Despite the promises of Russian invaders to build temporary housing to replace the houses they destroyed in captured Mariupol, many people still live on the streets in tents, the city council of Mariupol reported on Telegram on Oct. 26.
The post also came with a photo.
“People still live in tents in Mariupol,” the message reads. “Their houses were destroyed by the Russian bombs and new housing was never provided.”
“There are tents located near the Savona cinema, where the city residents used to hide during the shelling by the Russians. The people of Mariupol continue to cook food on fires and sleep in the basements of the cinema.”
Local residents said the occupiers gave away the new apartments to their families.
“Everyone promises to help. But when the keys to the new houses were distributed,for some reason they were not given to any of those who live here with us,” homeless residents said.

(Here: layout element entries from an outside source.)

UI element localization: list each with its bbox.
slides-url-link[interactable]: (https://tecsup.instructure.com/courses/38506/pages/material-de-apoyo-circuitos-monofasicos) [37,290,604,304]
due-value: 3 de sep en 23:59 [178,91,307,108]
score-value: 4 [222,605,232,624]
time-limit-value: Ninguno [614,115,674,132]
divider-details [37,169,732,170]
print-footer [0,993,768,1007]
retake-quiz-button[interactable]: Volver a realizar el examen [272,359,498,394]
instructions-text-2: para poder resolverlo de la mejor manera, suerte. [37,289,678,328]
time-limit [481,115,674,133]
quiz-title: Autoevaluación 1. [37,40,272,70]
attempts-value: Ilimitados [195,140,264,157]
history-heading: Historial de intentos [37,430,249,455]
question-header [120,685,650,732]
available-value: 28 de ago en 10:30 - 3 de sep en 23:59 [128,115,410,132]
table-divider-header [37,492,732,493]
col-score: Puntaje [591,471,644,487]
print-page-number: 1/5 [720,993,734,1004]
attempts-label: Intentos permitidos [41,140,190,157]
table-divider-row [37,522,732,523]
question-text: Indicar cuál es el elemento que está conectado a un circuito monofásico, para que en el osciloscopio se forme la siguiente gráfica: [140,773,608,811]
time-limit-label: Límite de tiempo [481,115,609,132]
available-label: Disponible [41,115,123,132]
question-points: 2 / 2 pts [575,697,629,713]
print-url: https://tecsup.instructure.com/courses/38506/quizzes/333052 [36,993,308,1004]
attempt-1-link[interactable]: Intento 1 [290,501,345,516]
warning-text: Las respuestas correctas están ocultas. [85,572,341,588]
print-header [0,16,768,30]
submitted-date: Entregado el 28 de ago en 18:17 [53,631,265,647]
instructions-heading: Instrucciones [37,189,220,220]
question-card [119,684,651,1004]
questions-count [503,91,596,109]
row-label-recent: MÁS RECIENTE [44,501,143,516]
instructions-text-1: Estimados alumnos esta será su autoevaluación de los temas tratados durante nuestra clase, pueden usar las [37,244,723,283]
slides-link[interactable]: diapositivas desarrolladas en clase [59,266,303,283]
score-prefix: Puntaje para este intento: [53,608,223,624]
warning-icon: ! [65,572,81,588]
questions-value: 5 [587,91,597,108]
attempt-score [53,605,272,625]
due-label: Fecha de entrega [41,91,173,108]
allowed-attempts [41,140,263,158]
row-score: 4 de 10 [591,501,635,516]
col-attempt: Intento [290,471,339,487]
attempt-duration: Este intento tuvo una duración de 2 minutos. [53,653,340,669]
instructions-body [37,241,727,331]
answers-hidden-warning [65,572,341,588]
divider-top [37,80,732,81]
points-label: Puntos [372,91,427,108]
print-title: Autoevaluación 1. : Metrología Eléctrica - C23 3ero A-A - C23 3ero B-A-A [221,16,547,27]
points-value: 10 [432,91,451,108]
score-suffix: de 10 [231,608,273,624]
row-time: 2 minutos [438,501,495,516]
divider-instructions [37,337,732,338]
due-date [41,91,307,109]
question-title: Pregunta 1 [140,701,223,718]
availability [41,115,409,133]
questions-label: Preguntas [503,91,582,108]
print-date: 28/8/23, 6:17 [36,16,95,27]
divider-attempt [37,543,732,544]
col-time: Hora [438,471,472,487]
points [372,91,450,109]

“All these nice houses are not for those who have lost their homes. They are for (the Russians’) own, close ones, so to speak.”
Mariupol has been under Russian occupation since mid-May, when the Ukrainian defenders of the city surrendered at the territory of the Azovstal plant.
The actions of the Russian military led to a large-scale humanitarian disaster. The occupiers bombed the city's residential quarters and civilian infrastructure and blocked humanitarian aid, killing at least 25,000 residents.
After the capture of the city, the Russian troops began to carry out a filtering procedure in the city of Mariupol and at its borders. Local residents were allowed to re-enter the city only after passing through “filtration camps.”
The occupiers also demolished the high-rise buildings they had previously bombed without clearing the rubble properly of human remains, and people were evicted from damaged homes.